Julian membawa senter, lalu diberikannya pada George. Anak-anak terdiam semuanya. Perasaan mereka tegang pada saat menatap ke dalam perut kapal besar itu. Di dalam gelap sekali. Apakah yang akan mereka temukan di situ? George menyalakan senter, lalu mulai menuruni tangga. Ketiga saudara sepupunya ikut dari belakang.

Cahaya senter menampakkan pemandangan yang sangat aneh. Bagian kapal di bawah geledak berlangit-langit rendah, yang terbuat dari papan kayu tebal. Anak-anak harus berjalan membungkuk di situ. Kelihatannya beberapa tempat di bawah geladak itu dulunya kamar-kamar. Tetapi bekas-bekasnya tak jelas, karena semuanya sudah rusak dan lapuk serta penuh dengan ganggang. Bau rumput laut yang mengering busuk sekali.
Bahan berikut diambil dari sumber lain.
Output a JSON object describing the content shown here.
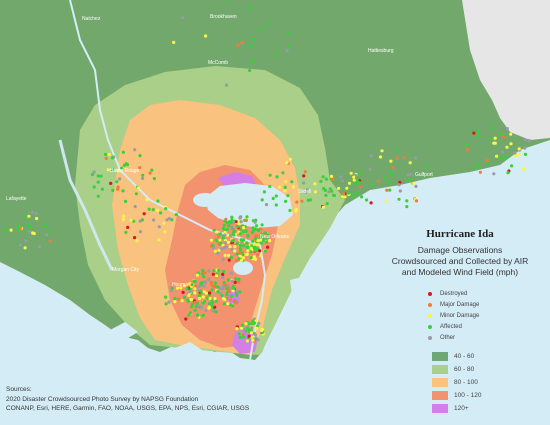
{
  "title": "Hurricane Ida",
  "subtitle_lines": [
    "Damage Observations",
    "Crowdsourced and Collected by AIR",
    "and Modeled Wind Field (mph)"
  ],
  "observation_legend": [
    {
      "label": "Destroyed",
      "color": "#d7191c"
    },
    {
      "label": "Major Damage",
      "color": "#f07c3c"
    },
    {
      "label": "Minor Damage",
      "color": "#f7f74a"
    },
    {
      "label": "Affected",
      "color": "#39d13a"
    },
    {
      "label": "Other",
      "color": "#9a9aa8"
    }
  ],
  "wind_legend": [
    {
      "label": "40 - 60",
      "color": "#6ea777"
    },
    {
      "label": "60 - 80",
      "color": "#a9cf88"
    },
    {
      "label": "80 - 100",
      "color": "#f9c27e"
    },
    {
      "label": "100 - 120",
      "color": "#f2926e"
    },
    {
      "label": "120+",
      "color": "#d37fe6"
    }
  ],
  "sources": {
    "heading": "Sources:",
    "line1": "2020 Disaster Crowdsourced Photo Survey by NAPSG Foundation",
    "credits": "CONANP, Esri, HERE, Garmin, FAO, NOAA, USGS, EPA, NPS, Esri, CGIAR, USGS"
  },
  "place_labels": [
    {
      "text": "Baton Rouge"
    },
    {
      "text": "New Orleans"
    },
    {
      "text": "Houma"
    },
    {
      "text": "Morgan City"
    },
    {
      "text": "Slidell"
    },
    {
      "text": "McComb"
    },
    {
      "text": "Brookhaven"
    },
    {
      "text": "Natchez"
    },
    {
      "text": "Hattiesburg"
    },
    {
      "text": "Gulfport"
    },
    {
      "text": "Lafayette"
    }
  ],
  "colors": {
    "land": "#72a86c",
    "water": "#d4ecf6",
    "mississippi_land": "#e6e6e6"
  }
}
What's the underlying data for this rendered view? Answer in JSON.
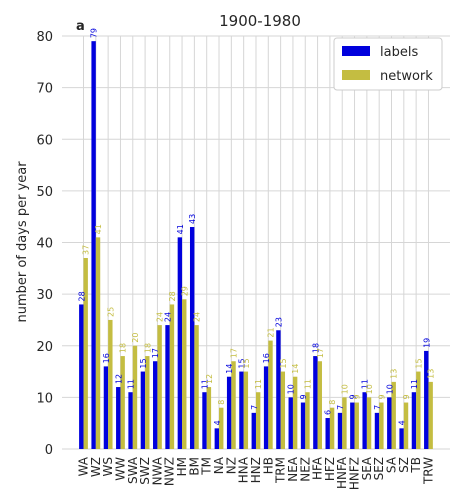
{
  "chart_data": {
    "type": "bar",
    "title": "1900-1980",
    "panel_label": "a",
    "xlabel": "",
    "ylabel": "number of days per year",
    "ylim": [
      0,
      80
    ],
    "yticks": [
      0,
      10,
      20,
      30,
      40,
      50,
      60,
      70,
      80
    ],
    "grid": true,
    "legend_position": "top-right",
    "categories": [
      "WA",
      "WZ",
      "WS",
      "WW",
      "SWA",
      "SWZ",
      "NWA",
      "NWZ",
      "HM",
      "BM",
      "TM",
      "NA",
      "NZ",
      "HNA",
      "HNZ",
      "HB",
      "TRM",
      "NEA",
      "NEZ",
      "HFA",
      "HFZ",
      "HNFA",
      "HNFZ",
      "SEA",
      "SEZ",
      "SA",
      "SZ",
      "TB",
      "TRW"
    ],
    "series": [
      {
        "name": "labels",
        "color": "#0000dd",
        "values": [
          28,
          79,
          16,
          12,
          11,
          15,
          17,
          24,
          41,
          43,
          11,
          4,
          14,
          15,
          7,
          16,
          23,
          10,
          9,
          18,
          6,
          7,
          9,
          11,
          7,
          10,
          4,
          11,
          19
        ]
      },
      {
        "name": "network",
        "color": "#c4bd41",
        "values": [
          37,
          41,
          25,
          18,
          20,
          18,
          24,
          28,
          29,
          24,
          12,
          8,
          17,
          15,
          11,
          21,
          15,
          14,
          11,
          17,
          8,
          10,
          9,
          10,
          9,
          13,
          9,
          15,
          13
        ]
      }
    ]
  }
}
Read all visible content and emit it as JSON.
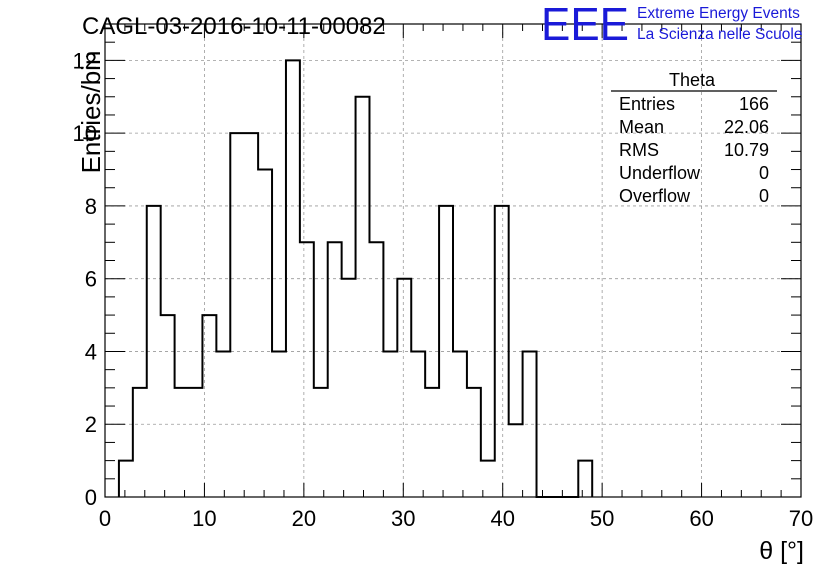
{
  "chart_data": {
    "type": "bar",
    "title": "CAGL-03-2016-10-11-00082",
    "xlabel": "θ [°]",
    "ylabel": "Entries/bin",
    "xlim": [
      0,
      70
    ],
    "ylim": [
      0,
      13
    ],
    "grid": true,
    "bin_width": 1.4,
    "bin_edges_start": 1.4,
    "x_ticks": [
      "0",
      "10",
      "20",
      "30",
      "40",
      "50",
      "60",
      "70"
    ],
    "y_ticks": [
      "0",
      "2",
      "4",
      "6",
      "8",
      "10",
      "12"
    ],
    "values": [
      1,
      3,
      8,
      5,
      3,
      3,
      5,
      4,
      10,
      10,
      9,
      4,
      12,
      7,
      3,
      7,
      6,
      11,
      7,
      4,
      6,
      4,
      3,
      8,
      4,
      3,
      1,
      8,
      2,
      4,
      0,
      0,
      0,
      1
    ],
    "stats_box": {
      "title": "Theta",
      "rows": [
        {
          "label": "Entries",
          "value": "166"
        },
        {
          "label": "Mean",
          "value": "22.06"
        },
        {
          "label": "RMS",
          "value": "10.79"
        },
        {
          "label": "Underflow",
          "value": "0"
        },
        {
          "label": "Overflow",
          "value": "0"
        }
      ]
    }
  },
  "logo": {
    "mark": "EEE",
    "line1": "Extreme Energy Events",
    "line2": "La Scienza nelle Scuole",
    "color": "#1a1ad8"
  },
  "colors": {
    "histogram": "#000000",
    "grid": "#9a9a9a",
    "logo": "#1a1ad8"
  }
}
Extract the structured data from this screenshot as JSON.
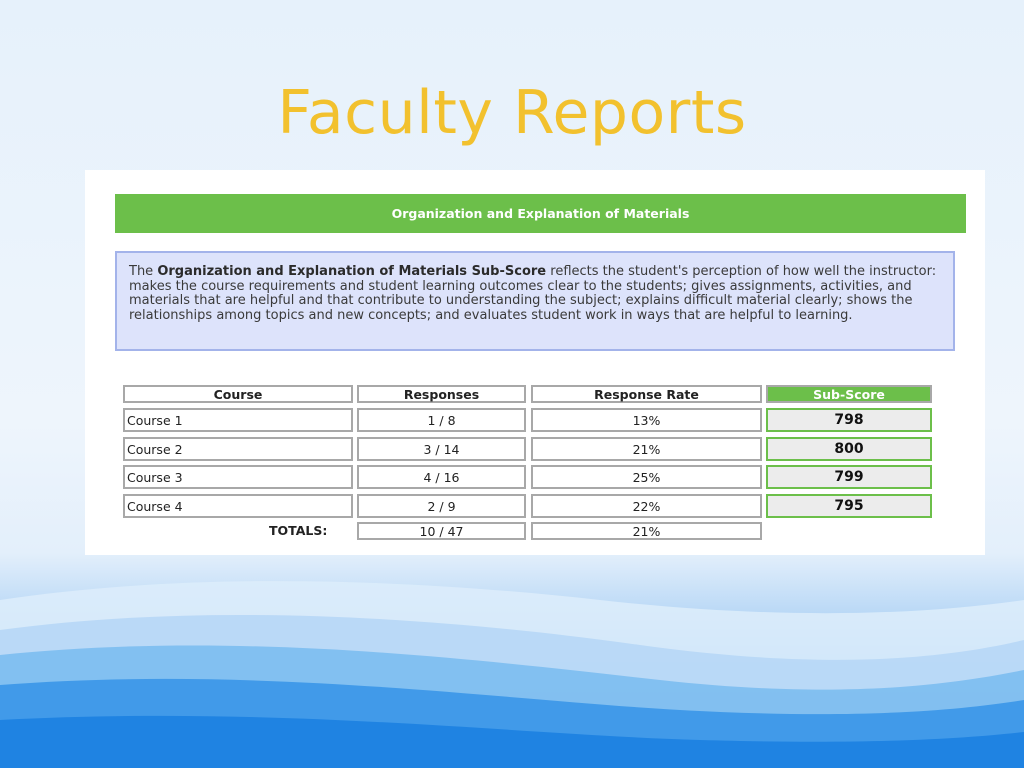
{
  "slide": {
    "title": "Faculty Reports"
  },
  "report": {
    "section_title": "Organization and Explanation of Materials",
    "description": {
      "prefix": "The ",
      "bold": "Organization and Explanation of Materials Sub-Score",
      "suffix": " reflects the student's perception of how well the instructor: makes the course requirements and student learning outcomes clear to the students; gives assignments, activities, and materials that are helpful and that contribute to understanding the subject; explains difficult material clearly; shows the relationships among topics and new concepts; and evaluates student work in ways that are helpful to learning."
    },
    "table": {
      "headers": {
        "course": "Course",
        "responses": "Responses",
        "response_rate": "Response Rate",
        "sub_score": "Sub-Score"
      },
      "rows": [
        {
          "course": "Course 1",
          "responses": "1 / 8",
          "response_rate": "13%",
          "sub_score": "798"
        },
        {
          "course": "Course 2",
          "responses": "3 / 14",
          "response_rate": "21%",
          "sub_score": "800"
        },
        {
          "course": "Course 3",
          "responses": "4 / 16",
          "response_rate": "25%",
          "sub_score": "799"
        },
        {
          "course": "Course 4",
          "responses": "2 / 9",
          "response_rate": "22%",
          "sub_score": "795"
        }
      ],
      "totals": {
        "label": "TOTALS:",
        "responses": "10 / 47",
        "response_rate": "21%"
      }
    }
  },
  "colors": {
    "title": "#f2c12e",
    "accent_green": "#6cbf4a",
    "description_bg": "#dde3fb",
    "description_border": "#a3b3ea"
  }
}
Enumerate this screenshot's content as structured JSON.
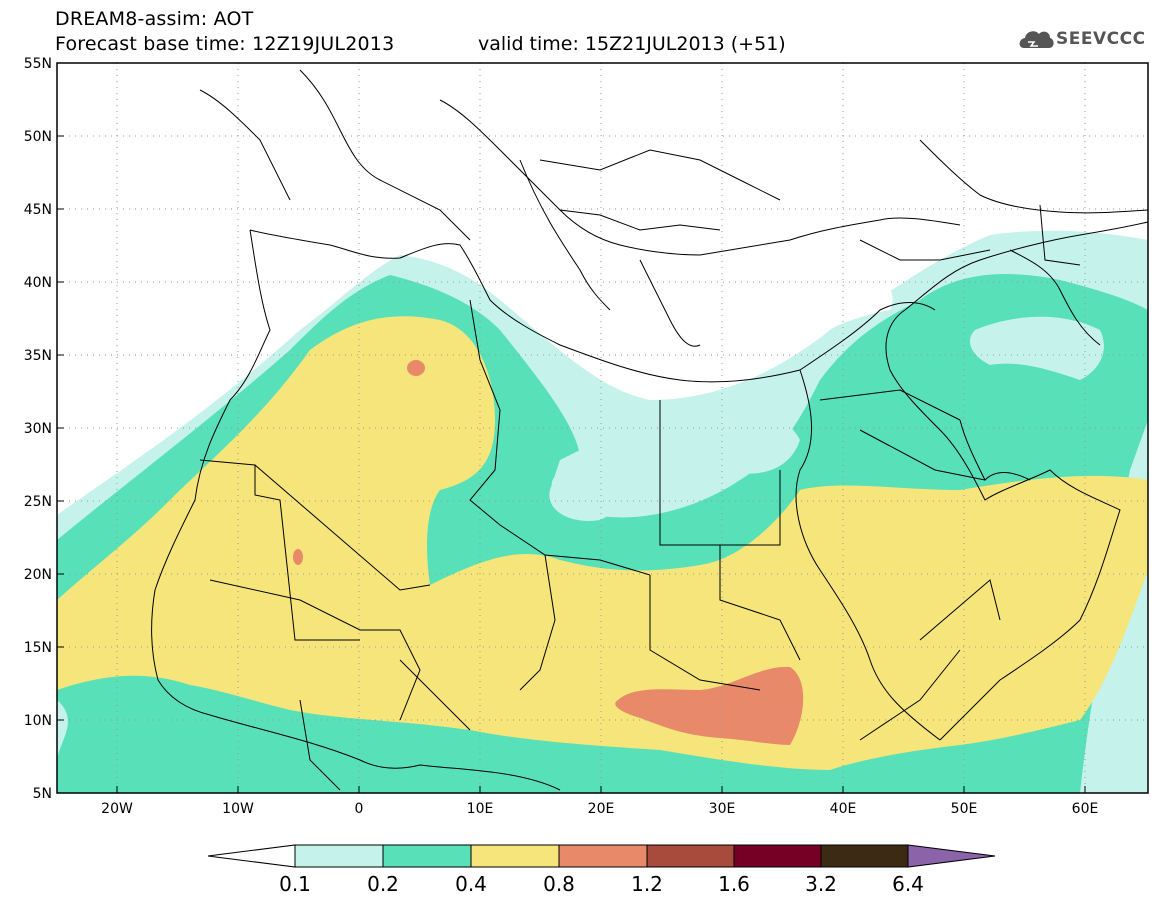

Anak-anak berkeliling memeriksa perut kapal, sambil tergelincir-gelincir di atas ganggang. Dilihat dari dalam, ternyata tidak begitu besar ukurannya. Di bawah tingkat di mana terdapat kamar-kamar, mereka memeriksa ruang palka yang besar dengan bantuan cahaya senter.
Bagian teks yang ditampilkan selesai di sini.